Un sistema sanitario efficiente ma estremamente fragile in casi extra-ordinari. Il coronavirus ci ha messo a nudo, ricordandoci i posti di terapia intensiva limitati, i pronto soccorso da attrezzare. Lo ha ricordato anche qui in Irpinia, ancora non toccata in termini gravi dall’epidemia ma comunque a rischio. Dove un paziente sospetto può mandare in tilt un pronto soccorso o un intero reparto, dove una tenda pre-triage viene vista come un miracolo e la stessa tenda viene montata davanti a un ospedale ma non davanti all’altro.
Non è questa la sede per affrontare il tema generale dei tagli alla sanità, in questi giorni se ne stanno occupando varie testate a carattere nazionale. Ma qualche considerazione sul piano territoriale va fatta.
I presidi periferici restano. Sant’Angelo dei Lombardi per esempio. Restano e resistono. Si adeguano alle disposizioni. Il personale scarseggia, i reparti pure. La protesta del 12 ottobre 2010 a Napoli, a difesa dei nosocomi di Sant’Angelo e Bisaccia, resta l’ultimo grande moto dell’Alta Irpinia nella difesa dei suoi diritti. Dopo di allora soltanto parole tra addetti ai lavori: per tribunali, uffici, fabbriche e per tutto ciò che andava gradualmente a pezzi.
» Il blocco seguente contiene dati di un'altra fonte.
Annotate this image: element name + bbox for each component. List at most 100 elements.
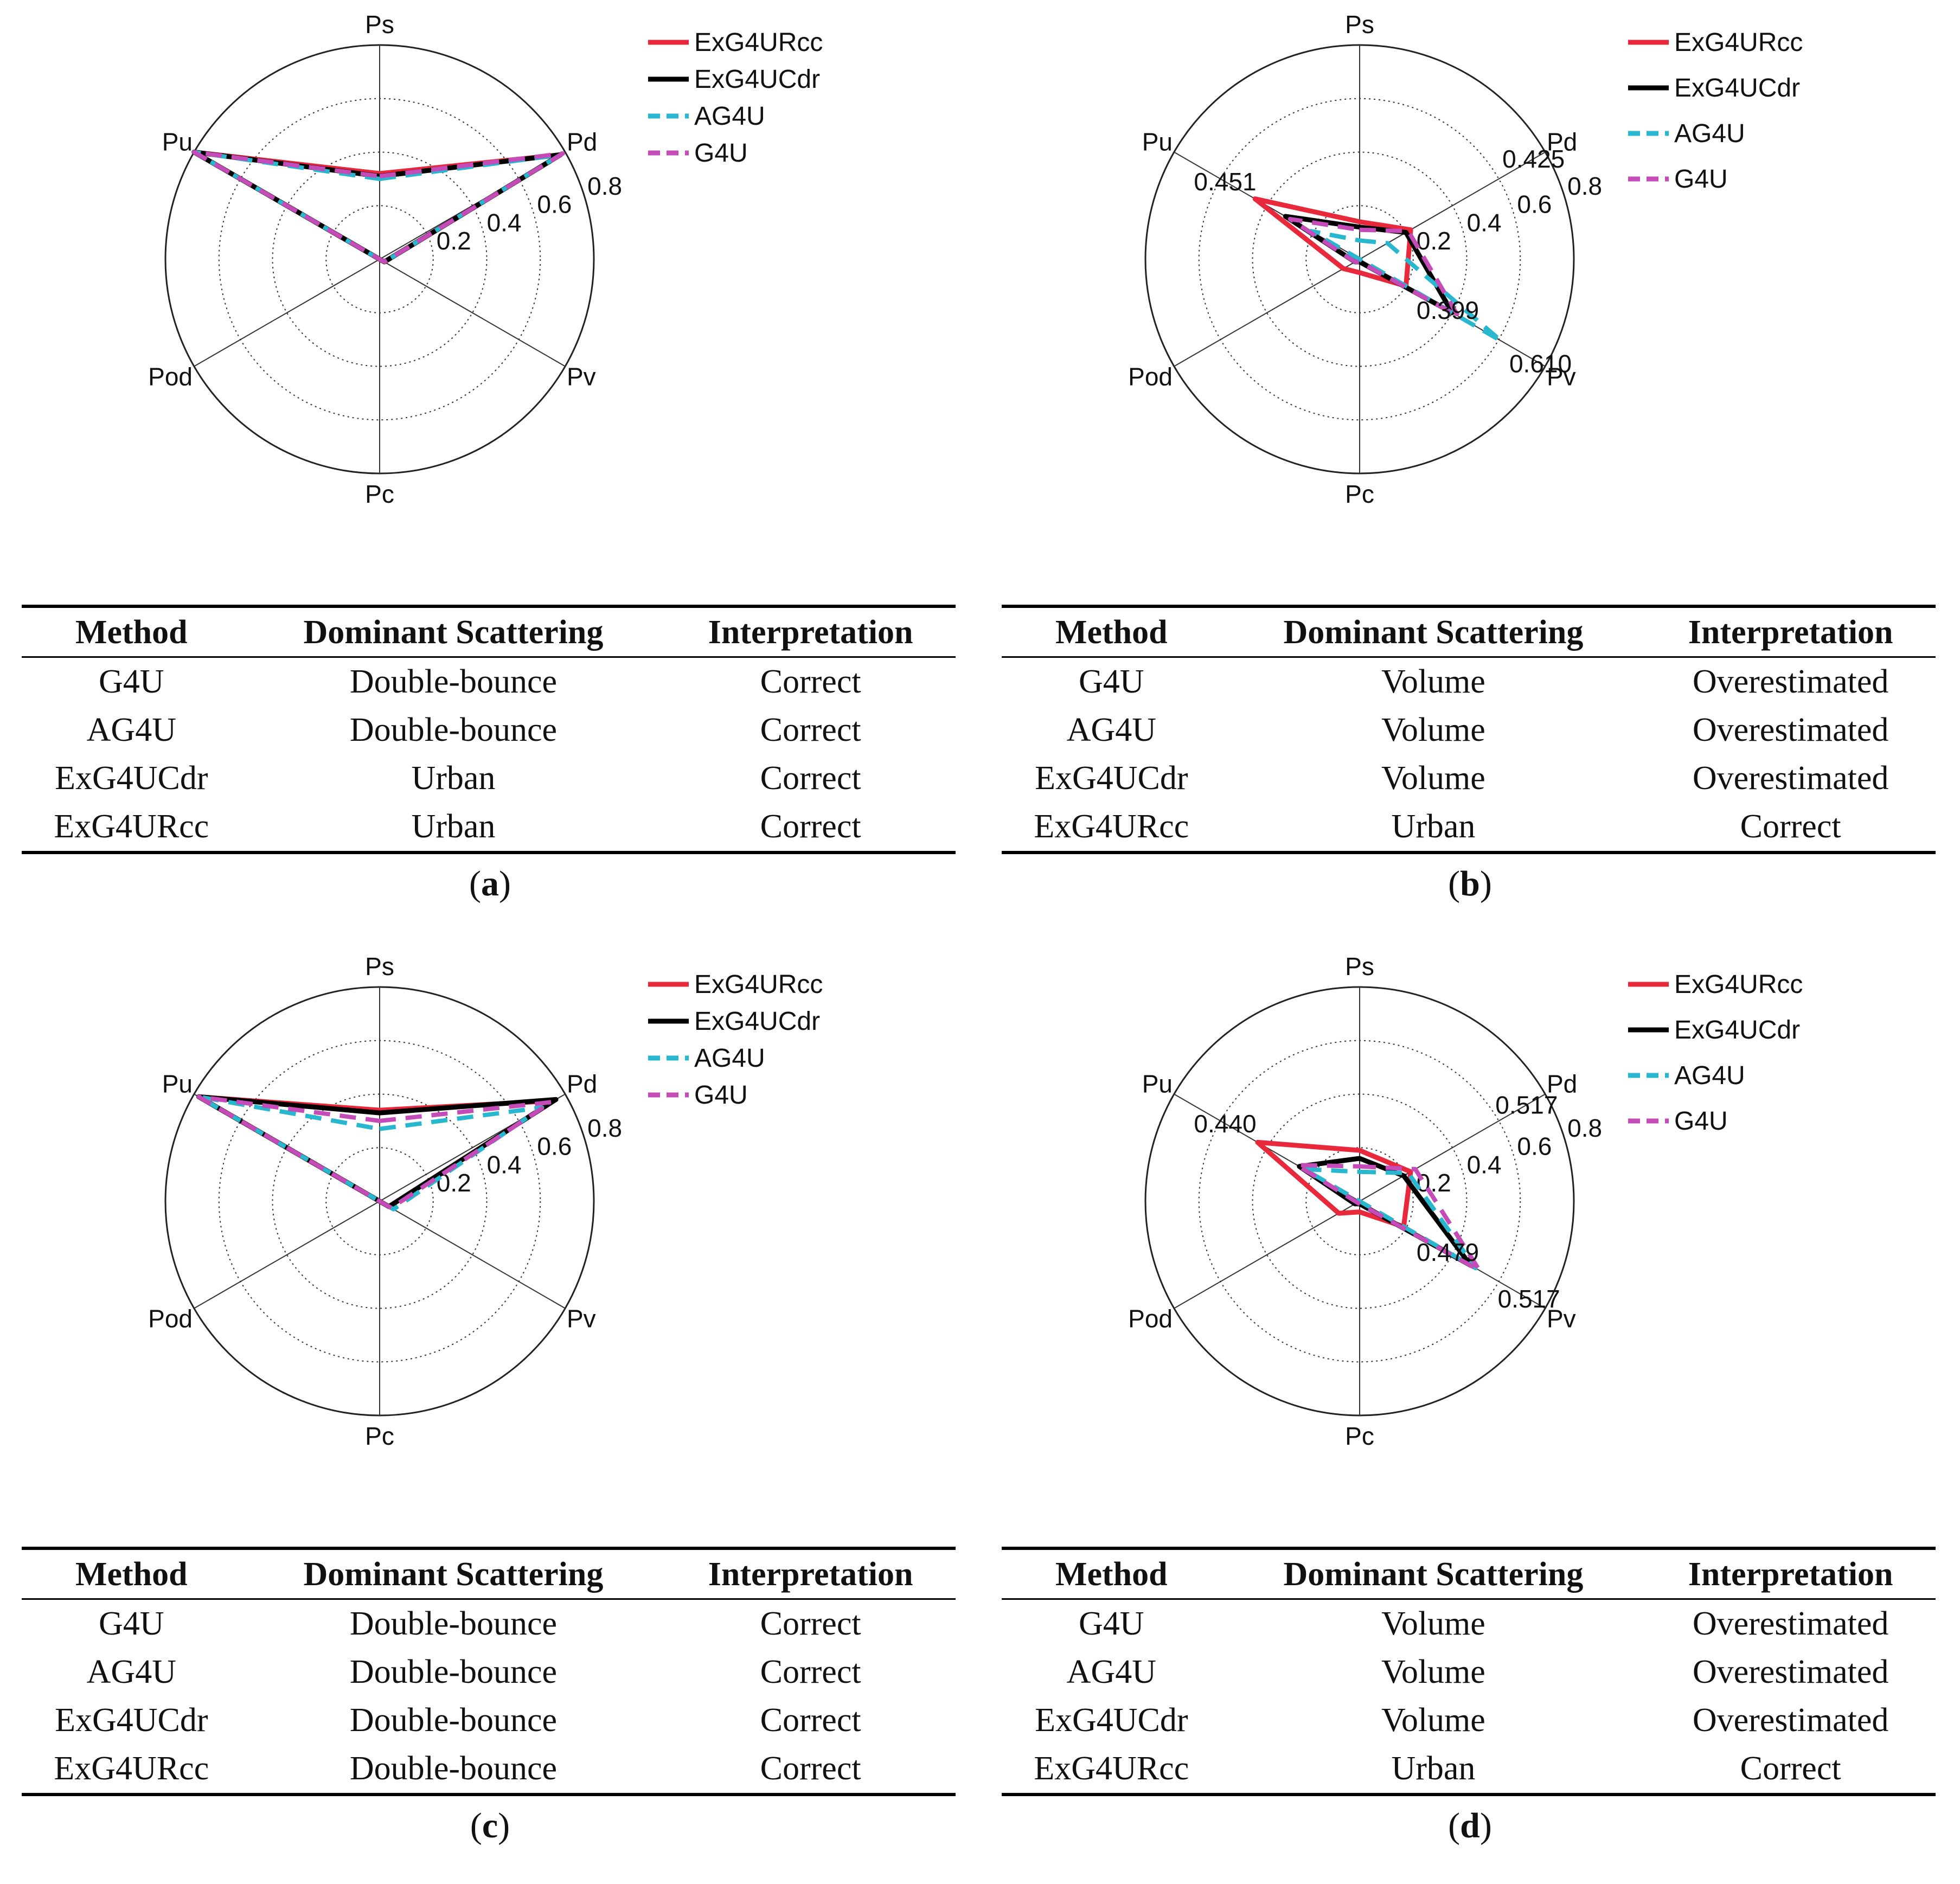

Il corteo altirpino di quell’autunno – caldo, drammatico e allo stesso tempo meraviglioso sul piano sociale – assume oggi tutta la sua importanza, quando il coronavirus ci ricorda che si può tagliare su tutto ma non sulla salute. Che si può razionalizzare un sistema, quello sanitario, ma non falcidiare. Che nessun territorio può e deve restare scoperto.
Saranno anche considerazioni semplicistiche, d’accordo. Tuttavia in 10 anni abbiamo assistito alle sforbiciate del centrodestra campano e alla leziosità del centrosinistra. L’uno ha tagliato, l’altro ha posto i quadri e i fiori. Per onestà intellettuale si dovrebbe ricordare che prima dei tagli né il Criscuoli né il Di Guglielmo avevano reparti per affrontare ogni tipo di paziente, dall’infartuato al traumatizzato grave. Ma ad oggi anche l’emergenza-urgenza resta comunque una grossa incognita dopo il fallimento del trasporto elicotteristico.
Intanto a Roma una Strategia nazionale per le aree interne prevedeva pochi fondi. Si vantava di affidare libertà di scelta ai sindaci, ma in assenza di deroghe in materia sanitaria non si va da nessuna parte. Puoi mettere qualche gingillo tecnologico e un utile servizio per una popolazione anziana. E poco più.
Allora il coronavirus ci ricorda che, pur con tutti i limiti tecnici della richiesta, hanno fatto bene i sindaci a chiedere una terapia intensiva proprio a Sant’Angelo. Continuino l’opera dopo la fine dell’emergenza, solo così la lettera spedita alla Regione avrà un senso. Ma soprattutto chiedano senza timore e senza calcoli. Il coronavirus può offrire una possibilità a chi era rimasto senza sanità, paradossalmente.